UK: A British government minister took the unusual step yesterday of criticising the Prince of Wales, heir to the throne.
Education Secretary Charles Clarke attacked Prince Charles for his view, revealed at an employment appeals tribunal, that the English schools system offered pupils too much aspiration and refused to admit failures.
The minister rounded on Prince Charles over a memo he had written complaining about a learning culture based on a "child-centred system which admits no failure".
"To be quite frank, I think he is very old-fashioned and out of time and he doesn't understand what is going on in the British education system at the moment," Mr Clarke told BBC Radio 4's Today programme.
"I think that he should think carefully before intervening in that debate."
But last night the Prince's communication secretary, Mr Paddy Harverson, offered a robust defence of Prince Charles' views, saying they had been "misrepresented" and the adverse public reaction was to that misrepresentation.
"The Prince of Wales has spoken about education many times in the past and has been passionate about it for a long time. Not least because he's had the Prince's Trust for 30 years, helping young people get an opportunity in life," Mr Harverson also told the BBC.
"I think where the misrepresentation was, was about people suggesting he was talking about sociology and social opportunity - he was talking specifically about education. And what he thinks is that not everyone is the same, not everyone has the same talent.

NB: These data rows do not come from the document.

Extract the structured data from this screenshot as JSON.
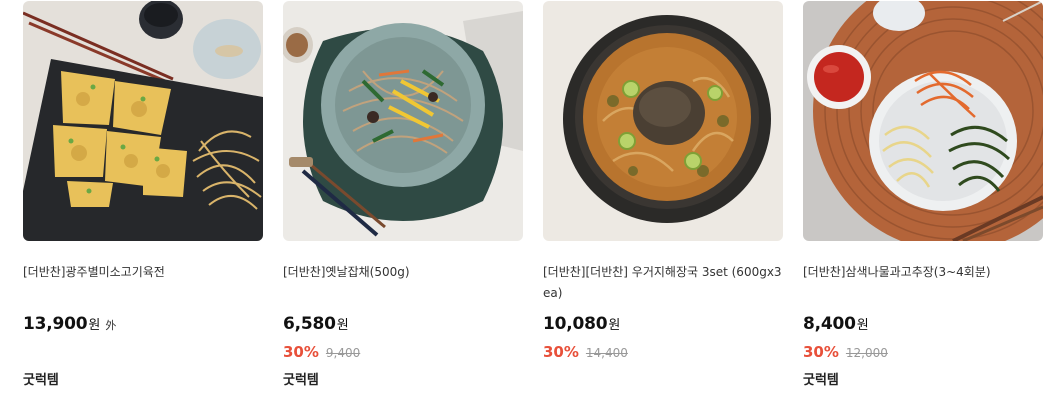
{
  "products": [
    {
      "name": "[더반찬]광주별미소고기육전",
      "price": "13,900",
      "currency": "원",
      "price_extra": "外",
      "discount_rate": "",
      "original_price": "",
      "tag": "굿럭템",
      "image": "beef-jeon-photo"
    },
    {
      "name": "[더반찬]옛날잡채(500g)",
      "price": "6,580",
      "currency": "원",
      "price_extra": "",
      "discount_rate": "30%",
      "original_price": "9,400",
      "tag": "굿럭템",
      "image": "japchae-photo"
    },
    {
      "name": "[더반찬][더반찬] 우거지해장국 3set (600gx3ea)",
      "price": "10,080",
      "currency": "원",
      "price_extra": "",
      "discount_rate": "30%",
      "original_price": "14,400",
      "tag": "",
      "image": "ugeoji-soup-photo"
    },
    {
      "name": "[더반찬]삼색나물과고추장(3~4회분)",
      "price": "8,400",
      "currency": "원",
      "price_extra": "",
      "discount_rate": "30%",
      "original_price": "12,000",
      "tag": "굿럭템",
      "image": "namul-gochujang-photo"
    }
  ]
}
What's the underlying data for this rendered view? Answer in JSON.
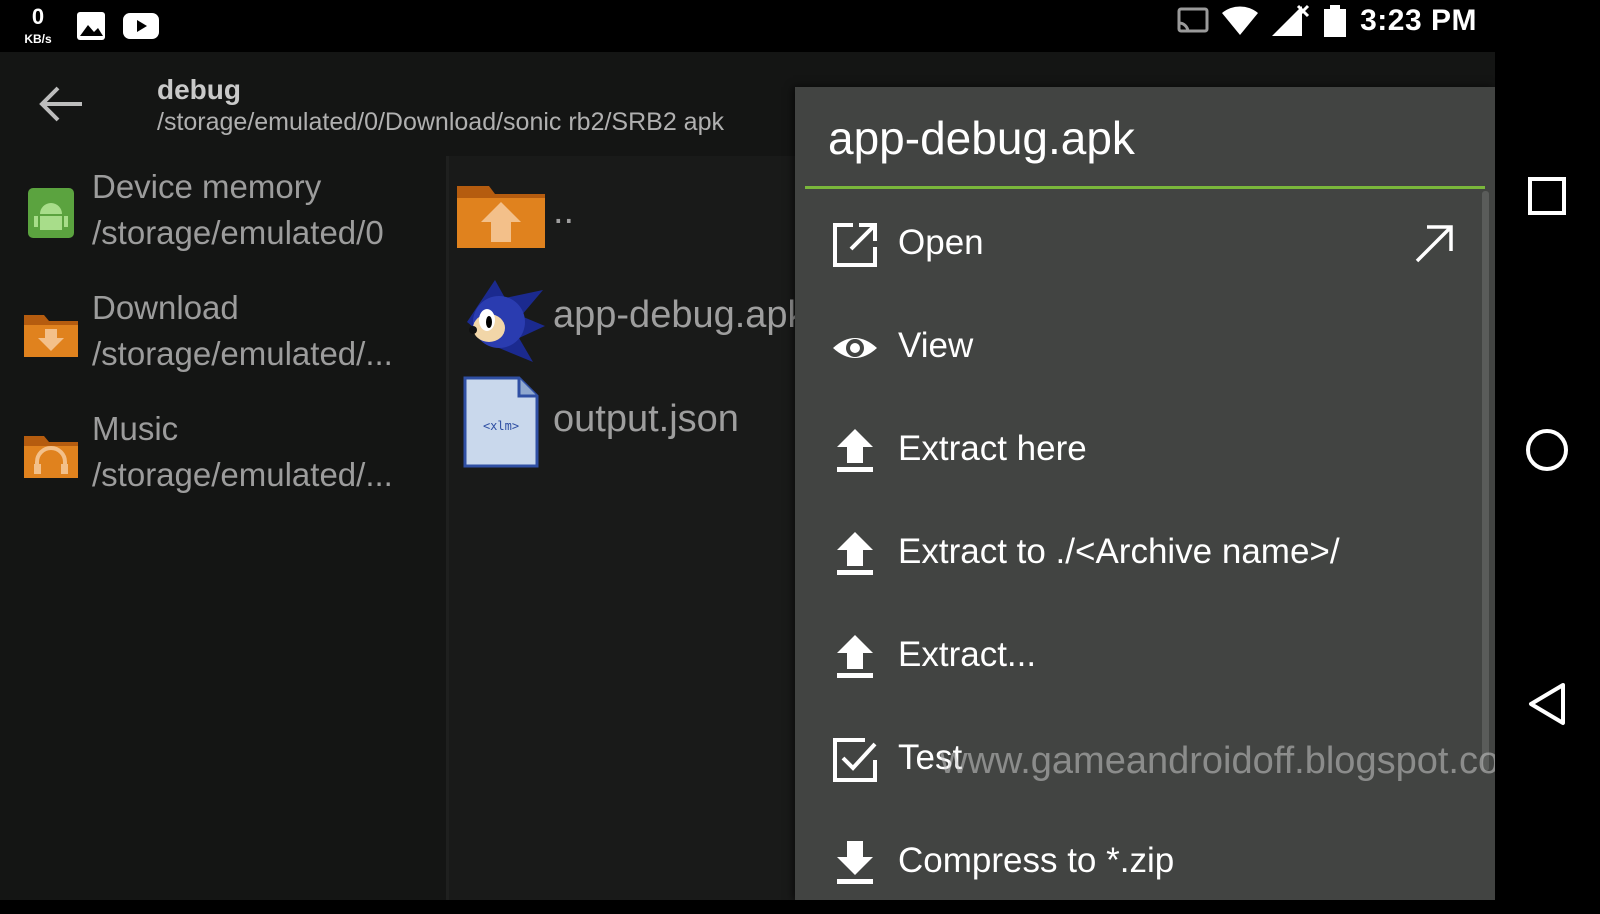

"People have different talents and what education should be geared towards is giving everyone the chance to make the best of those talents in their own way. Rather than having a 'one size fits all' response, everything should be geared to the individual talent and their own ability and the hard work they put into it."
Prince Charles's note was read on Wednesday at a tribunal hearing into former Clarence House personal assistant Ms Elaine Day's complaint of sexual harassment against a senior member of staff.
In the letter, the Prince complained: "What is wrong with people now? Why do they all seem to think they are qualified to do things far beyond their technical capabilities? This is to do with the learning culture in schools as a consequence of a child-centred system which admits no failure.
"People seem to think they can all be pop stars, high court judges, brilliant TV personalities or infinitely more competent heads of state without ever putting in the necessary work or having natural ability."
At the hearing yesterday, Ms Day was cross-examined but repeated her assertion that following complaints she made about unwanted attention from the Prince's assistant private secretary Paul Kefford, her life as an employee of the prince's staff was made impossible.